Context
RetailCorp, a leading retail chain, processes over 10 million transactions daily across its online and physical stores. Currently, the company uses a nightly batch ETL process to load sales data into its data warehouse, resulting in significant delays for reporting and analytics. To enhance operational efficiency and decision-making, the VP of Data Engineering has mandated the creation of a real-time ETL pipeline.
Scale Requirements
- Throughput: Process 10 million transactions daily (~115 transactions/sec peak).
- Latency target: Data should be available for querying in the data warehouse within 5 minutes of the transaction occurring.
- Storage: Store raw and transformed data in a cloud-based data warehouse, with retention of raw data for 90 days and aggregated data indefinitely.
Requirements
- Design a real-time ingestion pipeline that captures sales transactions from multiple sources (POS systems, e-commerce platforms).

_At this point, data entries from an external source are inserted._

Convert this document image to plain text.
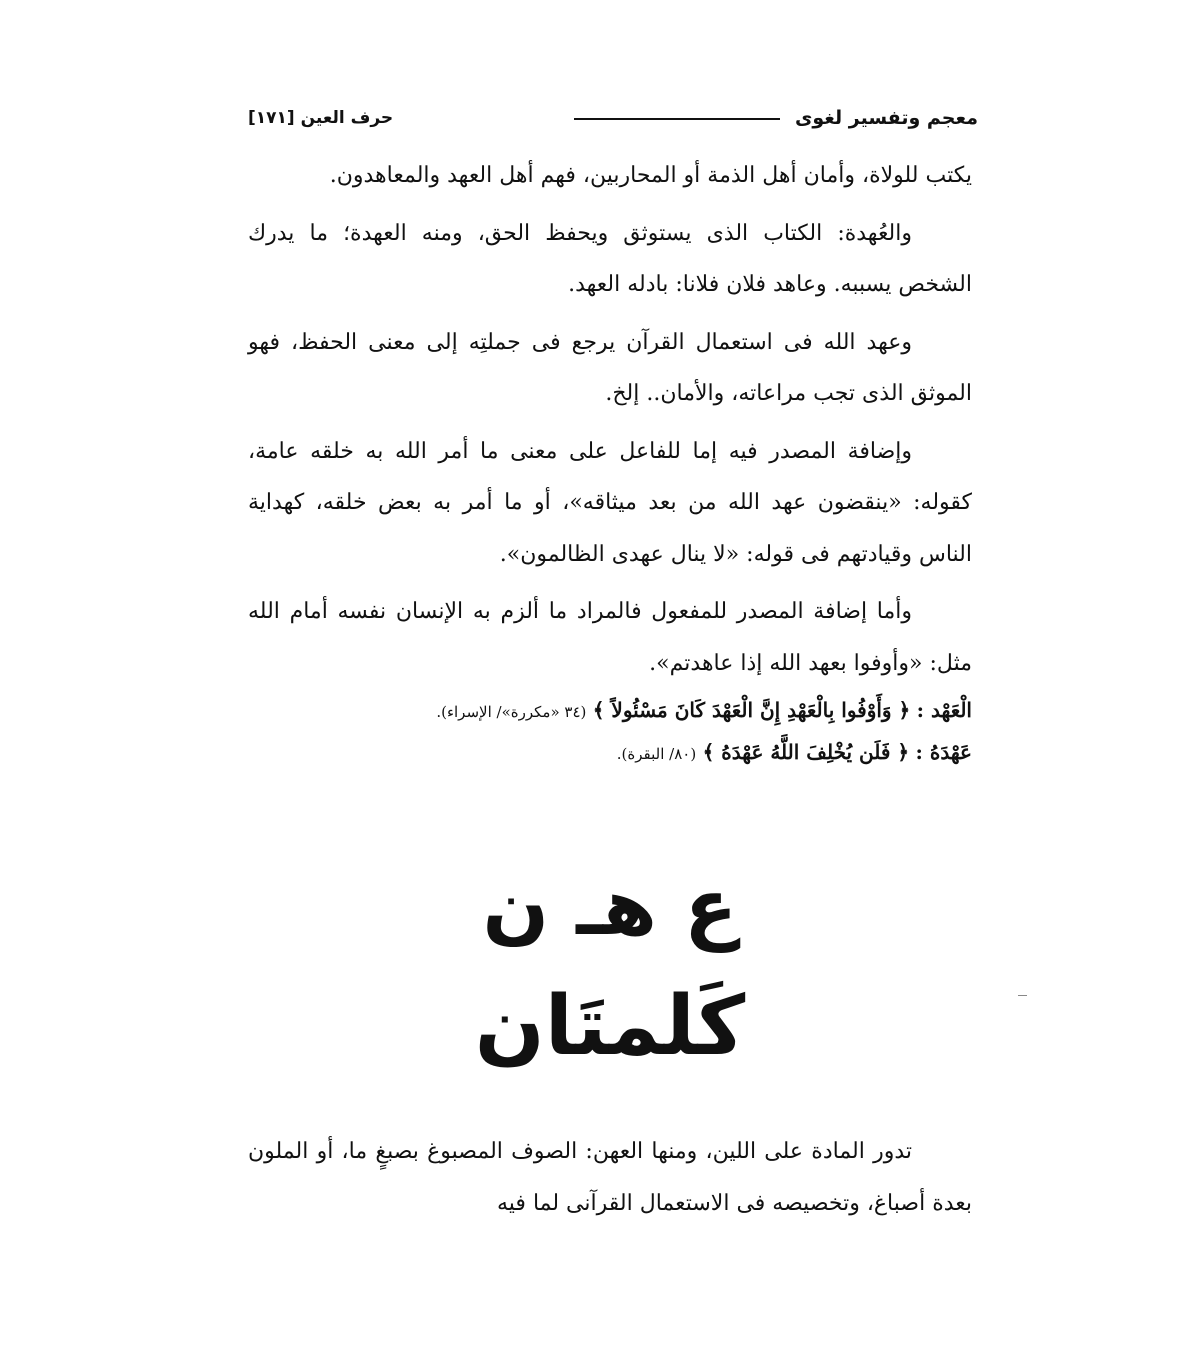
معجم وتفسير لغوى
حرف العين [١٧١]

يكتب للولاة، وأمان أهل الذمة أو المحاربين، فهم أهل العهد والمعاهدون.

والعُهدة: الكتاب الذى يستوثق ويحفظ الحق، ومنه العهدة؛ ما يدرك الشخص يسببه. وعاهد فلان فلانا: بادله العهد.

وعهد الله فى استعمال القرآن يرجع فى جملتِه إلى معنى الحفظ، فهو الموثق الذى تجب مراعاته، والأمان.. إلخ.

وإضافة المصدر فيه إما للفاعل على معنى ما أمر الله به خلقه عامة، كقوله: «ينقضون عهد الله من بعد ميثاقه»، أو ما أمر به بعض خلقه، كهداية الناس وقيادتهم فى قوله: «لا ينال عهدى الظالمون».

وأما إضافة المصدر للمفعول فالمراد ما ألزم به الإنسان نفسه أمام الله مثل: «وأوفوا بعهد الله إذا عاهدتم».

الْعَهْد : ﴿ وَأَوْفُوا بِالْعَهْدِ إِنَّ الْعَهْدَ كَانَ مَسْئُولاً ﴾ (٣٤ «مكررة»/ الإسراء).
عَهْدَهُ : ﴿ فَلَن يُخْلِفَ اللَّهُ عَهْدَهُ ﴾ (٨٠/ البقرة).
ع هـ ن
كَلمتَان

تدور المادة على اللين، ومنها العهن: الصوف المصبوغ بصبغٍ ما، أو الملون بعدة أصباغ، وتخصيصه فى الاستعمال القرآنى لما فيه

- Implement data quality checks to validate transaction data (e.g., schema validation, duplicate detection).
- Transform data into a structured format suitable for analytics (e.g., aggregating daily sales, calculating metrics).
- Load transformed data into a cloud-based data warehouse (e.g., Snowflake) with < 5 minute latency.
- Create monitoring and alerting mechanisms for data quality and pipeline performance.
Constraints
- Team: 5 data engineers with expertise in AWS and SQL but limited experience in streaming technologies.
- Infrastructure: AWS-based (existing S3, Redshift).
- Budget: $20K/month for cloud services.